Lee Ha-young, a South Korean working with Doctors Without Borders as a psychological counselor for young North Koreans, says it is common for them to have bad dreams, anxiety, and difficulty concentrating.
She says North Korean defectors often find refuge from everyday reality through addictive behavior, such as gambling or compulsive computer gaming. She says some become violent - a possible warning they may turn to criminal behavior in the future.
Kim Geon, the film teacher at the school for North Korean defectors, says the children pose a special challenge for educators.
He says teachers have to work to win the young North Koreans' trust. But he says teachers must avoid the temptation to help the children too much, so that they can learn to survive independently.
One household here in Seoul functions almost as a school in itself.
This is dinnertime at the Dari Community, a private household that receives financial assistance from various charities. More than 20 young North Korean defectors live here, most of them teenagers, and all either orphans or separated from their parents. They treat each other as members of a family, pitching in with chores and helping each other with homework.

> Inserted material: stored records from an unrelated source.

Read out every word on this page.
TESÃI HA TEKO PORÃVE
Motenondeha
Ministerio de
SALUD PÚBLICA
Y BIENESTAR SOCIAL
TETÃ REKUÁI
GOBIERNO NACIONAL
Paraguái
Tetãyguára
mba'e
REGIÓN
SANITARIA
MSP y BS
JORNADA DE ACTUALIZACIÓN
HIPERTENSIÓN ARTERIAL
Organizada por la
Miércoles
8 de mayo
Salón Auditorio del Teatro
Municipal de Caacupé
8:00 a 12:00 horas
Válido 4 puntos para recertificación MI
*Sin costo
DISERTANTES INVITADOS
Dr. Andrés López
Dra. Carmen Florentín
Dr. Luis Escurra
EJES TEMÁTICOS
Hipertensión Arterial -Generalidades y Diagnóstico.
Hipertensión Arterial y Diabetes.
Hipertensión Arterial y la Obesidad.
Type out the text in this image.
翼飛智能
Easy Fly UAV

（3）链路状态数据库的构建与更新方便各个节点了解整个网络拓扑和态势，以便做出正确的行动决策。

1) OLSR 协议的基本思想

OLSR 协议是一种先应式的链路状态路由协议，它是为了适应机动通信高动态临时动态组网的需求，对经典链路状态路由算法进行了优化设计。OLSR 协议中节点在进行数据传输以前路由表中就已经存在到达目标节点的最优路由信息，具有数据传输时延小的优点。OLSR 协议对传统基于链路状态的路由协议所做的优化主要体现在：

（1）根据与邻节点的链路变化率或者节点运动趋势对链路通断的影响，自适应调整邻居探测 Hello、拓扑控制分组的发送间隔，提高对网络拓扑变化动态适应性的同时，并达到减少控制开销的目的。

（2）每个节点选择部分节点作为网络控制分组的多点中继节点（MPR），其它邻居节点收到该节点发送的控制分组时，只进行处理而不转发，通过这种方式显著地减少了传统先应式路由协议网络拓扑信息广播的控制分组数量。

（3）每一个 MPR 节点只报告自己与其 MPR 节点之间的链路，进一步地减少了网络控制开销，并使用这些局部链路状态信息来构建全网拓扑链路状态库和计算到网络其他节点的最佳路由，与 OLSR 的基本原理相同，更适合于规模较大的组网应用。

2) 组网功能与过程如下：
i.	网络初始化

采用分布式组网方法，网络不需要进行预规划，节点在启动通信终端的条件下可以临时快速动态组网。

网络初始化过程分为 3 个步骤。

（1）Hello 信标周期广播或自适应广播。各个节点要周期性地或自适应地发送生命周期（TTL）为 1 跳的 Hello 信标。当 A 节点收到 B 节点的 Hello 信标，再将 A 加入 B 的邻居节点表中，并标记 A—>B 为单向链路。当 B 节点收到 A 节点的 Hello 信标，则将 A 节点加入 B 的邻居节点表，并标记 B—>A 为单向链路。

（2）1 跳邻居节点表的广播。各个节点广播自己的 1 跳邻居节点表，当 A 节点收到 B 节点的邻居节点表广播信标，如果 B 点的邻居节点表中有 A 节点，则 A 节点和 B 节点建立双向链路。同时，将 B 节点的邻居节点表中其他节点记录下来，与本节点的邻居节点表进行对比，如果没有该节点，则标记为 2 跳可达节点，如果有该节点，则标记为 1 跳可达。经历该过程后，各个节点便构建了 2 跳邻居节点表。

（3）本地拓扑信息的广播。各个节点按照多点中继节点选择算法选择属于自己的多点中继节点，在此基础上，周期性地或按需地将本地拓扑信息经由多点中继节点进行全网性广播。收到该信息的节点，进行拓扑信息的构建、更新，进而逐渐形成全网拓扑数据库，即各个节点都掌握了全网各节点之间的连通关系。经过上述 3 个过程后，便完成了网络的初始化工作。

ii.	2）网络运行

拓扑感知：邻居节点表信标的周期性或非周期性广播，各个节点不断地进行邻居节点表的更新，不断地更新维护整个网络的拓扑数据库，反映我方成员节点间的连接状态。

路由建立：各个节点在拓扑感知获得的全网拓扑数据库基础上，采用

The name "Dari" means "bridge." The head of the household, Lee Young-seok, is affectionately known to the children as "Uncle." Although the children receive special attention at home, Lee sends them to regular South Korean schools so they can learn to integrate.
Lee says he had to do something to help North Korean children when he became aware of how much despair they faced. He says the children feel lucky to be in South Korea, but are still reluctant to reveal to other people that they are from the North.
The number of young North Koreans here is increasing, and South Korean public policy experts warn that the defectors' failure to integrate increases the possibility that they will have problems for years in adapting to their new lives, getting jobs and becoming part of the society in the South.